Perhaps it is the elegant presentation of the elongated arched petite bones or dark crust and pink flesh that elicits so much amuse and delight. Either way, roasted rack of lamb is a very special dish reserved for celebratory dinners in my house.  Unlike many other 'special' dishes that require extensive preparation, this one is easy  to accomplish in a very short amount time. 

This is a recipe that I learned from my old friend and amazing cook, Ken Miller. Many recipes call for searing the rack on the stove before roasting in it the oven to create a crisp crust, but this recipe accomplishes the same firm crust with a simple dry rub. Elegant, simple and quick, what's not to like about this recipe!



  1. Heat the oven to 425 F.
  2. Combine the rosemary, sea salt and peppercorn in a grinder. Grind to a fine powder.

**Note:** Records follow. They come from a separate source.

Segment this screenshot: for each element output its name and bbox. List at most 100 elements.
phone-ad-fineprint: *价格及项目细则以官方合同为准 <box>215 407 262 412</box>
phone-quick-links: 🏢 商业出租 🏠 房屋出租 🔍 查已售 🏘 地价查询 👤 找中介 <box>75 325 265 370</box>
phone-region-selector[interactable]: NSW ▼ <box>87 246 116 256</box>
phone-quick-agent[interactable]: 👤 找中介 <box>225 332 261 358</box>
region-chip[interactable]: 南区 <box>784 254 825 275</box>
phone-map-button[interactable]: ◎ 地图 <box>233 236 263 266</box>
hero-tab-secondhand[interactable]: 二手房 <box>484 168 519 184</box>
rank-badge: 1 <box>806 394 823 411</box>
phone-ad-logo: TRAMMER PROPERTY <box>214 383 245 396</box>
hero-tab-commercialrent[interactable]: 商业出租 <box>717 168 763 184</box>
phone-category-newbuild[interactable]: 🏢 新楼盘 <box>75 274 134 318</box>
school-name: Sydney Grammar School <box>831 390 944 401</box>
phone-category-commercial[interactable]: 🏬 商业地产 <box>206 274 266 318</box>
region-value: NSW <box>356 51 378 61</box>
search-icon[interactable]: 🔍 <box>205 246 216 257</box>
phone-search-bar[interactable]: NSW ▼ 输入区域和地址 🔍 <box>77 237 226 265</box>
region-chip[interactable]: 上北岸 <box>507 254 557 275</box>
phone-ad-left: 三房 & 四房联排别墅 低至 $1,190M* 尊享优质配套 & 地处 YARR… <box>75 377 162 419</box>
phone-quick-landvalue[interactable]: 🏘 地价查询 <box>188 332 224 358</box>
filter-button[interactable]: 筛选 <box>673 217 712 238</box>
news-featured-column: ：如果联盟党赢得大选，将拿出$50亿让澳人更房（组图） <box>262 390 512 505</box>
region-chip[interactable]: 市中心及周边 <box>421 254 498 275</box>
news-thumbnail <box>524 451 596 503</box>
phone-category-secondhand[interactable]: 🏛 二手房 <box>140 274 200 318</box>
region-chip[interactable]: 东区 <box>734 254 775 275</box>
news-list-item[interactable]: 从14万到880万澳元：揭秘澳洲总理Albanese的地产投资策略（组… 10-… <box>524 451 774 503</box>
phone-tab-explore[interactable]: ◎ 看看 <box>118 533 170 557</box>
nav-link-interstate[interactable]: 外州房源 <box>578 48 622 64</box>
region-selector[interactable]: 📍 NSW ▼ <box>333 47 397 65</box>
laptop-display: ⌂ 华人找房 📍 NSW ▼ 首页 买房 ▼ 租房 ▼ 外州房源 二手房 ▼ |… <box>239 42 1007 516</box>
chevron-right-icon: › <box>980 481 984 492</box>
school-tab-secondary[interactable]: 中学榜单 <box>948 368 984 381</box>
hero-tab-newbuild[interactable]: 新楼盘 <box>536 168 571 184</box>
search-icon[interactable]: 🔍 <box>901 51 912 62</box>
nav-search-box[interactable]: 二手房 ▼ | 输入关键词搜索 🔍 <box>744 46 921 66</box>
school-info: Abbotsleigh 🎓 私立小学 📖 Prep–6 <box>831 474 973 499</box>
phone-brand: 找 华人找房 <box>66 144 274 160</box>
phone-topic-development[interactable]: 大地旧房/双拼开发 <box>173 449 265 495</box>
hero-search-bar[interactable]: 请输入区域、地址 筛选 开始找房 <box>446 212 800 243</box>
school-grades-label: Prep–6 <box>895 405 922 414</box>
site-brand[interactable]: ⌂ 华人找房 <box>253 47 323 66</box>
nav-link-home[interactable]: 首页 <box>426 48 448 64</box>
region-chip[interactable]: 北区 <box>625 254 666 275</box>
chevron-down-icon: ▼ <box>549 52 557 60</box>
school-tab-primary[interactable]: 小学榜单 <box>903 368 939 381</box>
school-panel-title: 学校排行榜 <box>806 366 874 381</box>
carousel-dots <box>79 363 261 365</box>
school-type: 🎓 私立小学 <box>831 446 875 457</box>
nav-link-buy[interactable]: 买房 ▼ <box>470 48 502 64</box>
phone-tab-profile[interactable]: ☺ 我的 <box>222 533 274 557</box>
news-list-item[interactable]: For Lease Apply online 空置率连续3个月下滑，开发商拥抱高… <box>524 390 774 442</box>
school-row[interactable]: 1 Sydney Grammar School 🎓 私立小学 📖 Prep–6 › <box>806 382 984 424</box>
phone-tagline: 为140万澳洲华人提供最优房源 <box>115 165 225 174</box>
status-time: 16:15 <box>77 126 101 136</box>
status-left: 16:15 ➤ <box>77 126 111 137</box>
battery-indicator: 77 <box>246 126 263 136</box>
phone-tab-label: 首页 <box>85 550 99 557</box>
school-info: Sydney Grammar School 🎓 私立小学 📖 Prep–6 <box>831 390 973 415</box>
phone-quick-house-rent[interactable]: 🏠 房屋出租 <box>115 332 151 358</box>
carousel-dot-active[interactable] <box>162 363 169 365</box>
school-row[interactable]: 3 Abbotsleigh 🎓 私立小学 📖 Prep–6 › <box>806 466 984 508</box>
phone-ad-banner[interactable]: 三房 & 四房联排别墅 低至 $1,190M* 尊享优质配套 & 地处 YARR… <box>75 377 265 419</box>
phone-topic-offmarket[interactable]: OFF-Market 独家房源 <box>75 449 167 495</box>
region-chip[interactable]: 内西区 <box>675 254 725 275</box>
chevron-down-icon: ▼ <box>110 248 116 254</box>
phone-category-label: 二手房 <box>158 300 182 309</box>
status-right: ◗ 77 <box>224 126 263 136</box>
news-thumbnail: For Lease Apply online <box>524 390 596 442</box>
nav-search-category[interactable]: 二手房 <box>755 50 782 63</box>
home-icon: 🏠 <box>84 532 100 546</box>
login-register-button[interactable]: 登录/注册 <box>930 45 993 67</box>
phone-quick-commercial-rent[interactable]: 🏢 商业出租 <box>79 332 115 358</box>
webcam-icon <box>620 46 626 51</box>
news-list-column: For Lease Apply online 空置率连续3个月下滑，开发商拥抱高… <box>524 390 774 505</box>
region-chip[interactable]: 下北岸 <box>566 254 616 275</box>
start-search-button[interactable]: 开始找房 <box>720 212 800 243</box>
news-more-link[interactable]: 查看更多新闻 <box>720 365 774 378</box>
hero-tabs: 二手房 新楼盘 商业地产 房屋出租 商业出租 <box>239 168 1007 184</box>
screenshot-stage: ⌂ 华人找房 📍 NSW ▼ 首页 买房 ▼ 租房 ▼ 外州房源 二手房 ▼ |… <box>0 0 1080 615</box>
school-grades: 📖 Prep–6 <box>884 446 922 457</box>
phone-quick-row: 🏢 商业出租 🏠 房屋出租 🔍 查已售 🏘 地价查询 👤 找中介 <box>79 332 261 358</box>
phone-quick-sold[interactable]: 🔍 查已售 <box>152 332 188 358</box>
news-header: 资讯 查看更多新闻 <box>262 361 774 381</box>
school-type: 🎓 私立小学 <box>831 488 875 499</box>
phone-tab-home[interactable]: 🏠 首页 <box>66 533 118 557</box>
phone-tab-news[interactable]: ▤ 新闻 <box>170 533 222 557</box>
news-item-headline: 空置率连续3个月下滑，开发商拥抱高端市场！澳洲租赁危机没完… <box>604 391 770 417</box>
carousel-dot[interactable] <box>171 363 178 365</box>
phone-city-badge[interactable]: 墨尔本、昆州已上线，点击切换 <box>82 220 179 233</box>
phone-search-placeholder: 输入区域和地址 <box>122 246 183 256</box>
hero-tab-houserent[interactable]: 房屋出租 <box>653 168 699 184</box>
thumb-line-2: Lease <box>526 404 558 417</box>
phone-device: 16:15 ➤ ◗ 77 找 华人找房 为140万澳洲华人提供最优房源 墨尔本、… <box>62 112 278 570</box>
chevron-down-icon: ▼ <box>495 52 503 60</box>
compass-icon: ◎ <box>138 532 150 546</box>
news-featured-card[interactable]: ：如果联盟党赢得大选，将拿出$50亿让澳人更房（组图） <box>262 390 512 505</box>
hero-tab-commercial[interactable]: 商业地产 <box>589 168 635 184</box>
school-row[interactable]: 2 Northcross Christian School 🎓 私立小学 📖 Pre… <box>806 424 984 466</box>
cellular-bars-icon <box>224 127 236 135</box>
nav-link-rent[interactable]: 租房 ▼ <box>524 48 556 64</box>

  3. With a paper towel pat the lamb rack dry to enable the meat to brown properly. Season the rack of lamb with the rosemary powder, taking care to rub the entire surface of of the meat for the dry crust.
  4. Place the rack bone side down in a pan, preferably a cast iron pan. Roast the lamb for 15-18 minutes in the oven. Use a meat thermometer to check for the desired degree of doneness, 120F for rare, 150F for medium. Be sure to remove the rack before it reaches the desired temperature as the meat will continue cooking when it rests. 
  5. Once the rack is cooked, remove the lamb from the oven and place it onto a cutting board or plate. Allow it to rest for at least 10 minutes. This is an important step to ensure that the juices settle and the meat retains its moisture.

Serve with herbed potatoes or garlic mashed potatoes and a good California cabernet sauvignon or Australian shiraz.